Foi também em Nova Iorque que conheceu a sua mulher, actualmente ex-mulher, “minha grande companheira, minha grande amiga. Foi durante 15 anos minha mulher, da qual tenho 3 filhos maravilhosos”. Esta era psico-terapeuta, mas tinha uma formação de bailarina. Nessa altura dançava e foi a Nova Iorque nas férias de Verão para fazer uma “reciclagem”. Rui Horta tinha pessoas do mundo inteiro a trabalhar consigo, “conheci muita gente e conheci-a a ela”.
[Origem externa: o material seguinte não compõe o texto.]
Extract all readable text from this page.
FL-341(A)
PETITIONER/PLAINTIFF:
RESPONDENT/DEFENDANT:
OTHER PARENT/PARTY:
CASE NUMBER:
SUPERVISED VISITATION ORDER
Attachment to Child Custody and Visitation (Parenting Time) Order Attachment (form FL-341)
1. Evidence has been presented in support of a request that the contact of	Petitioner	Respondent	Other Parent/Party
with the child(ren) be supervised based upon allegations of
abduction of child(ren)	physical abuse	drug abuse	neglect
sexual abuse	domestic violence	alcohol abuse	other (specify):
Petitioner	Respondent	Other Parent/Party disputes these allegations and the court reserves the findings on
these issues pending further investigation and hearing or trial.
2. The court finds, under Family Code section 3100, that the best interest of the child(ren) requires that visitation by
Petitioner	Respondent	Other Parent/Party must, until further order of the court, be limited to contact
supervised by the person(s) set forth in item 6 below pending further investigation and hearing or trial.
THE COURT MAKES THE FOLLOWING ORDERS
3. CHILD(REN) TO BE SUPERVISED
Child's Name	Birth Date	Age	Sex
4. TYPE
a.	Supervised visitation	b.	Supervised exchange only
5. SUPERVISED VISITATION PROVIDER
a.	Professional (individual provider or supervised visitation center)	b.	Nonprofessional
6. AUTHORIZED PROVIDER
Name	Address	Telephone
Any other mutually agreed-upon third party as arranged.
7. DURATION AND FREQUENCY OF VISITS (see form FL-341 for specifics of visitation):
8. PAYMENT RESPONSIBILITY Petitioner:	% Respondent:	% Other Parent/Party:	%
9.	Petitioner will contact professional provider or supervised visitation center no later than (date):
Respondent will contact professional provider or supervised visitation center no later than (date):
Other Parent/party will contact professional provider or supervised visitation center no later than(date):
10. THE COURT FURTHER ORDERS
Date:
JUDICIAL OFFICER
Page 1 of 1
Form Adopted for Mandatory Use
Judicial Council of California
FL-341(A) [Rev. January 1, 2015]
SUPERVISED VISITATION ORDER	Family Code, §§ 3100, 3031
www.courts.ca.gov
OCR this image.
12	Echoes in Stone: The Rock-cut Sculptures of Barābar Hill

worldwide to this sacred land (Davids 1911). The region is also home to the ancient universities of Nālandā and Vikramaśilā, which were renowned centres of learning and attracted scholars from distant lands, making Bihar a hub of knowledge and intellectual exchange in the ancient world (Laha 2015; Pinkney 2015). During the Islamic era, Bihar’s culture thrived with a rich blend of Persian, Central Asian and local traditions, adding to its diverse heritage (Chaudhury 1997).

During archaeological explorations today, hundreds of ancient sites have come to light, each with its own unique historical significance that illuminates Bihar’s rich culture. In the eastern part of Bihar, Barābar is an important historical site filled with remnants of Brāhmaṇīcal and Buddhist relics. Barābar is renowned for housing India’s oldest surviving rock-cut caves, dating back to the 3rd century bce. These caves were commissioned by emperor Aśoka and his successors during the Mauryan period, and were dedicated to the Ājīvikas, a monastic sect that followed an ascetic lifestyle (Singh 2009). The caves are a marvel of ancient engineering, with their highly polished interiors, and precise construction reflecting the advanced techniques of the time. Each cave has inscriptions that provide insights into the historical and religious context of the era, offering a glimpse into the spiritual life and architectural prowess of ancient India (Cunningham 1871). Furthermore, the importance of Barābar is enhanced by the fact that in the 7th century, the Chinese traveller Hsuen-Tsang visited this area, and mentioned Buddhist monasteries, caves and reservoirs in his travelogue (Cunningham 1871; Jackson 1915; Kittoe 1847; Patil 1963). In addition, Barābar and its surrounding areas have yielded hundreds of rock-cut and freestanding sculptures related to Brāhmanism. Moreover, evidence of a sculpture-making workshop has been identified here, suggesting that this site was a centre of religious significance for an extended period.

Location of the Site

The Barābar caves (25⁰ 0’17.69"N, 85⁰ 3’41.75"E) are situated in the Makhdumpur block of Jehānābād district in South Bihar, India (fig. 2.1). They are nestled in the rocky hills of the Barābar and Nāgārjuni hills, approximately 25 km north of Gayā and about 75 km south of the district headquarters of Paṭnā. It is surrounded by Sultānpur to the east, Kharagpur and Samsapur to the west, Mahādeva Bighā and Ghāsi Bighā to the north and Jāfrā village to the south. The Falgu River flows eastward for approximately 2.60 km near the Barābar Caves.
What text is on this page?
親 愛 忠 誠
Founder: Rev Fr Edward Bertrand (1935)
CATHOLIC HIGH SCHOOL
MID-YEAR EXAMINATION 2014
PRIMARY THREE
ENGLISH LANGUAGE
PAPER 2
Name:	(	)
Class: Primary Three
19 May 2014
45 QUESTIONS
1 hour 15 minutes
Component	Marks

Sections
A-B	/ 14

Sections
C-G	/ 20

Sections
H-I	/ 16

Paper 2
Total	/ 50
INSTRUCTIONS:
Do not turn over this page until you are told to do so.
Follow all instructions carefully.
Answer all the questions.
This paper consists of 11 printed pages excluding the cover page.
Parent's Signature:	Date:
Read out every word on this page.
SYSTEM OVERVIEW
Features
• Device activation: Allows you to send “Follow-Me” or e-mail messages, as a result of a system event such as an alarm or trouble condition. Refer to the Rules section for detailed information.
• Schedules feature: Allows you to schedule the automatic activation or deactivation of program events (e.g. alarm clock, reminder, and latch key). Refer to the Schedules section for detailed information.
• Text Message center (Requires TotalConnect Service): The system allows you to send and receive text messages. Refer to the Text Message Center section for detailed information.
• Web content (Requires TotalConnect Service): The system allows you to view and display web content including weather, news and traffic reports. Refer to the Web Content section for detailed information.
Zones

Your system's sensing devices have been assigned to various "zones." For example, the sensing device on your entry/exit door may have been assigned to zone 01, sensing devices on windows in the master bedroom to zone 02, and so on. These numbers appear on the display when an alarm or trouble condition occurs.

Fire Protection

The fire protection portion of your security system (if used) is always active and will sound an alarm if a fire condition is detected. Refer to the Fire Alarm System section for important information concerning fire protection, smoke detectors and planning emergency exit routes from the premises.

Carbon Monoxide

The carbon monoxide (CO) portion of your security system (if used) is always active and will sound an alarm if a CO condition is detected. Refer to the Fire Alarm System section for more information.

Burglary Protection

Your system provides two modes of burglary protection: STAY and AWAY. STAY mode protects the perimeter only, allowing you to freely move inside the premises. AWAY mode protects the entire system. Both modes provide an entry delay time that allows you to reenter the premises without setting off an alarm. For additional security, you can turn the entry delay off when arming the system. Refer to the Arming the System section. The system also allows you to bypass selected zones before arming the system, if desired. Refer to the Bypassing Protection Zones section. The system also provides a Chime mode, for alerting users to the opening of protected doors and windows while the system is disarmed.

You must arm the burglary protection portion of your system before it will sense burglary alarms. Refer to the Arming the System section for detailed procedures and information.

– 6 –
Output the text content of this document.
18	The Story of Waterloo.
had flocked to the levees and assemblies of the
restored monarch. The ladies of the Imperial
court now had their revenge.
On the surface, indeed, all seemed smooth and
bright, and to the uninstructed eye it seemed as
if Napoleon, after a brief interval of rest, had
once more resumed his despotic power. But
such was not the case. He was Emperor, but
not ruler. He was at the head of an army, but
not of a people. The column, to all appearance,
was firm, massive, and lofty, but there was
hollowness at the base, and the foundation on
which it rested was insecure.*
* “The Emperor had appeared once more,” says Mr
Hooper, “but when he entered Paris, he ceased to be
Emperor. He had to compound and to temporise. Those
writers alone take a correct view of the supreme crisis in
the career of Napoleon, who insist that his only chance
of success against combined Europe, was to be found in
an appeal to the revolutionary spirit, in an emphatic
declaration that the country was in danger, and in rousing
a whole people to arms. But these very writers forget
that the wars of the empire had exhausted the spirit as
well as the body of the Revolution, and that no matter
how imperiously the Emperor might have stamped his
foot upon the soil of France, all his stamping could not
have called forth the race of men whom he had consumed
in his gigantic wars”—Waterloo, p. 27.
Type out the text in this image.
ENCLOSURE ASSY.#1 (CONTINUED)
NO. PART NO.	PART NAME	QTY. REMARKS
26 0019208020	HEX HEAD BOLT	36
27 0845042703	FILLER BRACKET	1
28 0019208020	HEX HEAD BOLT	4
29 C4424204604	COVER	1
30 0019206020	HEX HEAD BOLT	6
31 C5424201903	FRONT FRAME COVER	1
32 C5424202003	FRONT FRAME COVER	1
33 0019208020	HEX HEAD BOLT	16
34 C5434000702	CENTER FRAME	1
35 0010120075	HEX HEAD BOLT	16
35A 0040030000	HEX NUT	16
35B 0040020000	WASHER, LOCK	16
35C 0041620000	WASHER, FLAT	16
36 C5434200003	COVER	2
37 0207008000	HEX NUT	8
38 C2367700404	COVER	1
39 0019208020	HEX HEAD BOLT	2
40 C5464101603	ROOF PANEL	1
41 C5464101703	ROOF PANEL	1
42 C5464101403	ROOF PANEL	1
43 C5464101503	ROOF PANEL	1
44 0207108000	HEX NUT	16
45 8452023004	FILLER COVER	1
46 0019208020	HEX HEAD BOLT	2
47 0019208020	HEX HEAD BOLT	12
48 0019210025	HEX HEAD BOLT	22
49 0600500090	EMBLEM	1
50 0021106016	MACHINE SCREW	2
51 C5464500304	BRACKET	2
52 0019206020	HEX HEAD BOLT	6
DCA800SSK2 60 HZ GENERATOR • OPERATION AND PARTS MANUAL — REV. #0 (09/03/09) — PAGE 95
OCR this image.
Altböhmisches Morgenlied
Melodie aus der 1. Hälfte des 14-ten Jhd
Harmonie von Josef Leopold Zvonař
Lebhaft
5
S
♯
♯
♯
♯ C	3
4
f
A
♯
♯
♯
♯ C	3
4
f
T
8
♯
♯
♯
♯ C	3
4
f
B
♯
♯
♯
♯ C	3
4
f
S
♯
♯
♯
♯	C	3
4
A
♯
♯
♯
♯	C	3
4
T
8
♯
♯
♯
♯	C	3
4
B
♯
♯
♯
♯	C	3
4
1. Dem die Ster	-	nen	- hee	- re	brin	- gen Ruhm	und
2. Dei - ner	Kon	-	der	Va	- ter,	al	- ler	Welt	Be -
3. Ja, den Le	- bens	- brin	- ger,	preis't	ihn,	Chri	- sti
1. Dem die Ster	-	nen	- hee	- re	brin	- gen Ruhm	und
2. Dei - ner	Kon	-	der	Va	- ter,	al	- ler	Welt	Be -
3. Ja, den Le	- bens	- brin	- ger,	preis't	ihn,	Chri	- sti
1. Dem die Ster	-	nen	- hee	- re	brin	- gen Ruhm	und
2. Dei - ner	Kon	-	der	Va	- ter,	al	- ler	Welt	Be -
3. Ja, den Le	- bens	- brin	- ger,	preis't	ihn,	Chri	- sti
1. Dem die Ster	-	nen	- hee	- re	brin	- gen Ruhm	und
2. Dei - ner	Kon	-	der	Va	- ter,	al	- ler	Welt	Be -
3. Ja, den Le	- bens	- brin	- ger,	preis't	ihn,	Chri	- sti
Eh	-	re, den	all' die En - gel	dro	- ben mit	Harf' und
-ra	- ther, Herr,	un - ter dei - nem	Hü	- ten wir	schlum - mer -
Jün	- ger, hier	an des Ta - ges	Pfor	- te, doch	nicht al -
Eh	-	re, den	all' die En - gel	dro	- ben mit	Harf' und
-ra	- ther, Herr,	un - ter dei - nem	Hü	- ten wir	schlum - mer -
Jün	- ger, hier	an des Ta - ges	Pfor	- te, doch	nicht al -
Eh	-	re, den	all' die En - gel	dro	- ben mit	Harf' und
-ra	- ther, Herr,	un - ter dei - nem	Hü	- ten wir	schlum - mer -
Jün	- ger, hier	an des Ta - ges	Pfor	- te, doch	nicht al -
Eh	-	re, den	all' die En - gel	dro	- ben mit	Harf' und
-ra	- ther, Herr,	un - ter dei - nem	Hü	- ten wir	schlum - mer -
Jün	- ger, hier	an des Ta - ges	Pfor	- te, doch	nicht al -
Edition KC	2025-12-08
Este percurso profissional como professor vai desde 1982/83 até 1989/90. “Nunca diria a ninguém que sou bom coreógrafo. Mas se me perguntarem se sou um bom pedagogo, eu sou um excelente professor. Fui um excelente professor e formei bailarinos muito bons, tanto cá, como nos Estados Unidos”. Rui Horta gosta de passar conhecimento, mas gosta mais ainda de criar obras de dança. Após o regresso dos Estados Unidos, em 1991/92/93 foi professor convidado no Laban Centre em Londres, no Conservatório de Paris, no Conservatório de Lyon e na Rotherdam Dance Academy. Mas, pouco a pouco, o ensino passou a interessar-lhe menos. Estava cada vez mais fascinado pela coreografia. “A partir do final dos anos 80, princípios dos anos 90, a coreografia tomou a dianteira das minhas preocupações e eu comecei a desaparecer como professor. Aquilo não era prioritário para mim”.